Ah, Tattoo — a title that promises ink, artistry, rebellion, and skin-deep storytelling. But what we get here is the design equivalent of asking for a full back piece from a master tattoo artist and instead getting a “Live, Laugh, Love” decal from HomeGoods.

The cover opens with the word Tattoo in a red script font that says, “I am edgy, but I also bake banana bread on weekends.” It’s bold yet strangely polite, like it would apologize to you if it accidentally cut in line. Beneath it, the pièce de résistance: a stock tribal tattoo graphic so aggressively 2004 that you can almost hear a Linkin Park track fading in. It’s the kind of design that once adorned the lower back of every person who swore they’d never regret it — until they did.

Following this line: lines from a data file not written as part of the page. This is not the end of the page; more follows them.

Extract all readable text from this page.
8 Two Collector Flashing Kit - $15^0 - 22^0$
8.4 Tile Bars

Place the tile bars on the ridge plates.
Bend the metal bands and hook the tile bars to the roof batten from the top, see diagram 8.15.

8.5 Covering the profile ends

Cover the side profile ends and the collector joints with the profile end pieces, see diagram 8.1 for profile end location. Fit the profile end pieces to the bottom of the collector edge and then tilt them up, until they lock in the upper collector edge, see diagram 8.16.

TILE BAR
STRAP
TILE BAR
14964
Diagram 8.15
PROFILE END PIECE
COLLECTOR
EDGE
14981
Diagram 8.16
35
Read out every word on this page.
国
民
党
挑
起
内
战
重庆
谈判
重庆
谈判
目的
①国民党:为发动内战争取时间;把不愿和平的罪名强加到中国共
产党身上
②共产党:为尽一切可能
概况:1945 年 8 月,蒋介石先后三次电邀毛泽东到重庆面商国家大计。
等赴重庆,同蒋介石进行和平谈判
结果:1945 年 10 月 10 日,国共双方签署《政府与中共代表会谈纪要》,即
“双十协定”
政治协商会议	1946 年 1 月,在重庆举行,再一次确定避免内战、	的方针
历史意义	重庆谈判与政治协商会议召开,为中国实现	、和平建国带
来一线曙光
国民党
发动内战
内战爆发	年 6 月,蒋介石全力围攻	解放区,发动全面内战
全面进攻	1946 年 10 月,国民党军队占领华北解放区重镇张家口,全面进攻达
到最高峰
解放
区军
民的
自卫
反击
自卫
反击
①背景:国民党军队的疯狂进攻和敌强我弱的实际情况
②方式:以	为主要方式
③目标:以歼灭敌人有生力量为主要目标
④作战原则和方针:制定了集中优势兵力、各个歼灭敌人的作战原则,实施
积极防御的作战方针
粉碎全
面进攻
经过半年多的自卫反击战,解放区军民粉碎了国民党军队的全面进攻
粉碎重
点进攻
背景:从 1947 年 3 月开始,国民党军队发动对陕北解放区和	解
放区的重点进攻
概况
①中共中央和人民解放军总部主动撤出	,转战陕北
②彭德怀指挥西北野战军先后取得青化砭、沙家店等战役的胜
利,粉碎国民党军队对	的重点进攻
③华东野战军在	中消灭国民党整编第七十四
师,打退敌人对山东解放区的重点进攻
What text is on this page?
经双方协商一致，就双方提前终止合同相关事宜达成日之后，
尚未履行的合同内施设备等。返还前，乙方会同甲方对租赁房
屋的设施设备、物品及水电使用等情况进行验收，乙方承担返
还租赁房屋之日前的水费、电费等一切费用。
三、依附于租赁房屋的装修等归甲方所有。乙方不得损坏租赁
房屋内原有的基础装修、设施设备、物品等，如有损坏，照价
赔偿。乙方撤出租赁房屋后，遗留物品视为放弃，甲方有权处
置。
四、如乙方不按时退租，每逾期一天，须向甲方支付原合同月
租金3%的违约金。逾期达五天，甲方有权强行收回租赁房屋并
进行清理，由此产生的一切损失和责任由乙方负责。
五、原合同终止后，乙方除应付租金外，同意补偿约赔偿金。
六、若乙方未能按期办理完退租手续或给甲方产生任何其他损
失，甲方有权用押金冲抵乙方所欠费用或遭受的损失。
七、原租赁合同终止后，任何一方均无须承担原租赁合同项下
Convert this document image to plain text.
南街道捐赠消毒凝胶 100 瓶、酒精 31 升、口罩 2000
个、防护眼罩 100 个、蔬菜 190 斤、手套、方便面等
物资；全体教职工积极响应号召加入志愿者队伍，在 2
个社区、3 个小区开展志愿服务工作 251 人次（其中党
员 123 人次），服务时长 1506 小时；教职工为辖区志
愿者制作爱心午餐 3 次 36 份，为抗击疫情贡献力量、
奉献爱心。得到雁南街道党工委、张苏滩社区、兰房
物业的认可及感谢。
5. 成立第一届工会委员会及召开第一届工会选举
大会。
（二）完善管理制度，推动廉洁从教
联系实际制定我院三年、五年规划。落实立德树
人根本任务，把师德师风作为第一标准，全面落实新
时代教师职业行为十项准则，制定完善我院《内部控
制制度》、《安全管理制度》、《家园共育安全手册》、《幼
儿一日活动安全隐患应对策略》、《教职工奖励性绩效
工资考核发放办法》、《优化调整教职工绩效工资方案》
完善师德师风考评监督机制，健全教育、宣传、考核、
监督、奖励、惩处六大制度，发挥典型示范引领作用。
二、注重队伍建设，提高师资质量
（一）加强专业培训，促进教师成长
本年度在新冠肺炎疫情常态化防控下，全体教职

The background is an expanse of pale beige, which I assume is meant to represent skin, but unfortunately resembles a Word document that’s been left to stagnate in the sun. And then there’s the author’s name, small and perfectly aligned, floating in that empty sea like the afterthought it clearly is.

This is not a cover that celebrates tattoo culture — it’s a cover that whispers “I got my ink at a kiosk in the mall and paid extra for the glitter.” It’s a visual anti-climax, and it belongs more in a waiting room pamphlet rack than on the front of a book.